岩手を感じるクラフトジン 世嬉の一酒造の「清庵―Seian―」

「清庵―Seian ―」は一関市のクラフトビール醸造所から生まれたクラフトジン。世嬉の一酒造がアルコール原液から自社製造にこだわって2020年10月に発売した。風味づけのボタニカル(植物)の一つに、地元産のクロモジの枝と葉が使われている。

 ジンは欧州発祥の蒸留酒。アルコール度数37・5%以上で、ジュニパーベリー(セイヨウネズ)の香りを付けて蒸留するのが特徴。アルコール原液やボタニカルの種類は蒸留所によって異なり、さまざまな味と香りは「飲む香水」ともいわれる。

 同社が初回にリリースしたのは、自社醸造のクラフトビールを蒸留した大麦由来のジン。ボタニカルにはジュニパーベリーのほか、岩手産サンショウの実、近くから調達したヒバの葉、そして一関産クロモジの枝と葉を使った。
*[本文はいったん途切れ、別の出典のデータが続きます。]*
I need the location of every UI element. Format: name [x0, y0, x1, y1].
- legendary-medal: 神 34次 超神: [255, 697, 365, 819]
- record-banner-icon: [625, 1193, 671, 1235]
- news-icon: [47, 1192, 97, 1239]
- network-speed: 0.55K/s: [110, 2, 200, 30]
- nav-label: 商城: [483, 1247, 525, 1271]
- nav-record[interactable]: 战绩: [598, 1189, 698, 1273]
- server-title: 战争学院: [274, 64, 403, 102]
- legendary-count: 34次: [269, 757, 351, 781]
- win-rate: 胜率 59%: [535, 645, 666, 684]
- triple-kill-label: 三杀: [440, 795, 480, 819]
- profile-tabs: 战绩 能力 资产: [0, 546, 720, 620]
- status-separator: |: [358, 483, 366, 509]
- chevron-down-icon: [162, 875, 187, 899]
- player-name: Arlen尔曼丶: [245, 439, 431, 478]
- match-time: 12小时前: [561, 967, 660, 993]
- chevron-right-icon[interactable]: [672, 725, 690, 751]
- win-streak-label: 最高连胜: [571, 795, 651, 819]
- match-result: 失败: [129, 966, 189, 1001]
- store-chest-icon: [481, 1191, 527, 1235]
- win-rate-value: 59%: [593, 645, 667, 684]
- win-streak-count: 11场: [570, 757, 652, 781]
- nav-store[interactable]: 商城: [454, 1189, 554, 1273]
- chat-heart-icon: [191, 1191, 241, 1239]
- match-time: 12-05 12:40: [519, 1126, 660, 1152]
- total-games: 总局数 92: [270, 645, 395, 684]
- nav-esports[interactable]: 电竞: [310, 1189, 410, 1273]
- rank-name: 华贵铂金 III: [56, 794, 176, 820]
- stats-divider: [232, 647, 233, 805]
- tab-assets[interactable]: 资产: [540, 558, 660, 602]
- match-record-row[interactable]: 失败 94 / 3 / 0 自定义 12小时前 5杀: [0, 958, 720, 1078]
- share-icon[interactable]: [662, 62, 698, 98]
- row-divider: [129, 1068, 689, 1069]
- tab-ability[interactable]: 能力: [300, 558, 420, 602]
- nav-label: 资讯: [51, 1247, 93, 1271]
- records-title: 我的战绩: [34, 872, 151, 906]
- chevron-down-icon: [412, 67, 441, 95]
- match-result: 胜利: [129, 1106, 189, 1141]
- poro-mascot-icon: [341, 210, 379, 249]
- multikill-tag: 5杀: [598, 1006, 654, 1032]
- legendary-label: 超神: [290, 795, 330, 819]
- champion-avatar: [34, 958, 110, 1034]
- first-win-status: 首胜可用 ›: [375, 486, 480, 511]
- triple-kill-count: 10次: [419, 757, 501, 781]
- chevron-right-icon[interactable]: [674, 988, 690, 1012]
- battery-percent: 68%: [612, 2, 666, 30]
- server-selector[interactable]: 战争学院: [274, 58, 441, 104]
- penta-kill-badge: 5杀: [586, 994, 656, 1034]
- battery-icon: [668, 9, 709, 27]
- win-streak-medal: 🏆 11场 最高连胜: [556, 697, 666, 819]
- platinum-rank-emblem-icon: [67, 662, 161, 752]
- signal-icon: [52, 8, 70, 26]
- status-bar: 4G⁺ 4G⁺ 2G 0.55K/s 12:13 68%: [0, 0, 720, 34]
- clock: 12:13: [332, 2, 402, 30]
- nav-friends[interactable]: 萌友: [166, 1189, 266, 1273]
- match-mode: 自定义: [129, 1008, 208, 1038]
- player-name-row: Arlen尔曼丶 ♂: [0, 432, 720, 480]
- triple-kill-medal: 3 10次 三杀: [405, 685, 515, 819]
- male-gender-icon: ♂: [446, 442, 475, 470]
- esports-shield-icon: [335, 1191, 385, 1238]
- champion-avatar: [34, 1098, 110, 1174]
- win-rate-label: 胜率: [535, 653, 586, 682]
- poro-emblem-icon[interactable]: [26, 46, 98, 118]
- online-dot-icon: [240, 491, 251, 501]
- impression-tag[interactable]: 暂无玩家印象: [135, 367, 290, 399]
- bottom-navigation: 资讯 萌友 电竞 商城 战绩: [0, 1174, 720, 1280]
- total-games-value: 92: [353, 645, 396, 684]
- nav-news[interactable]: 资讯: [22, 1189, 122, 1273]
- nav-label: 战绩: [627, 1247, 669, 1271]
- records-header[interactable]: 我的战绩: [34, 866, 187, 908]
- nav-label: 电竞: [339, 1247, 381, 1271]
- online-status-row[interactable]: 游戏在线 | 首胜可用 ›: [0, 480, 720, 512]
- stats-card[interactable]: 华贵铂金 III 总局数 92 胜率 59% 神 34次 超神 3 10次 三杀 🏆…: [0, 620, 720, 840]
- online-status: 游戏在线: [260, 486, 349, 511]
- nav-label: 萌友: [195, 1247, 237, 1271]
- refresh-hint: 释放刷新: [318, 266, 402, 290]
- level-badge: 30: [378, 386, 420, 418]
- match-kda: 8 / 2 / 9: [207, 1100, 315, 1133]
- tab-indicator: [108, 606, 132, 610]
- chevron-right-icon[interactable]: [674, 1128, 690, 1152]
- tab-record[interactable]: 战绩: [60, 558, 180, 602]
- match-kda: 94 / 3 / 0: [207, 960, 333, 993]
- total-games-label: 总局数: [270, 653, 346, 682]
「柑橘系の香りもあるクロモジを加えることで、やわらかく飲みやすくなった」と佐藤航社長は話す。

 丁寧に作ったジンは、食のプロが審査する「料理王国100選2021」で優秀賞を受賞。リピーターも増えている。「ボタニカルは岩手らしさを表したいと思って選んでいる。クロモジの香りの引き出し方をもっと研究していきたい」と佐藤社長。静かな落ち着きのあるジンを、一日の終わりにいかが。

初回ロットで使用したボタニカル。右がクロモジ。フレッシュな芳香を出すために生枝を削って漬け込んだ
左は「清庵―Seian―」ブランドの「クラフトジン」(アルコール度数40%、330mL・2200円)。関連商品として、炭酸やレモン果汁を加えた「クラフトGIN& SODA」(同8%、330mL・550円)もある。ボタニカルを変えた新バージョンも発売中

世嬉の一酒造
一関市田村町5-42
0191・21・1144
営/9時30分~17時30分(直売所)
通販サイト https://www.sekinoichi.com/

(いわにちリビングun 2021年11月19日号掲載 クロモジ特集より)

クロモジ

いい香りがあります。

日本の山地に自生しています。
昔から活用されてきましたが、最近、再注目されています。

その樹木の名は、クロモジ。

森林資源が豊富な一関で生まれたクロモジ商品を紹介します。

クロモジとは
 北海道南端~九州の広い範囲に分布するクスノキ科の落葉低木。成長すると幹に黒い斑点模様が現れ、まるで黒い文字が浮き出たように見えることが名前の由来。リラックス作用が期待される「リナロール」を主成分とするいい香りは、資源保全のため手に入りにくくなったローズウッドに類似。日本固有種の香木として「和製アロマ」「国産ハーブ」といわれる。

日本人との関わり
 江戸時代の薬用植物図鑑に登場するなど、古くから日本人にとって身近な存在。特に和菓子用の高級爪ようじはそれ自体が「黒文字」と呼ばれ、烏樟(うしょう)という生薬としても活用される(「養命酒」が有名)。枝を煮出してハーブティー、精油を抽出してアロマオイルと活用の幅が広がっており、近年は健康効果に対する研究も進められている。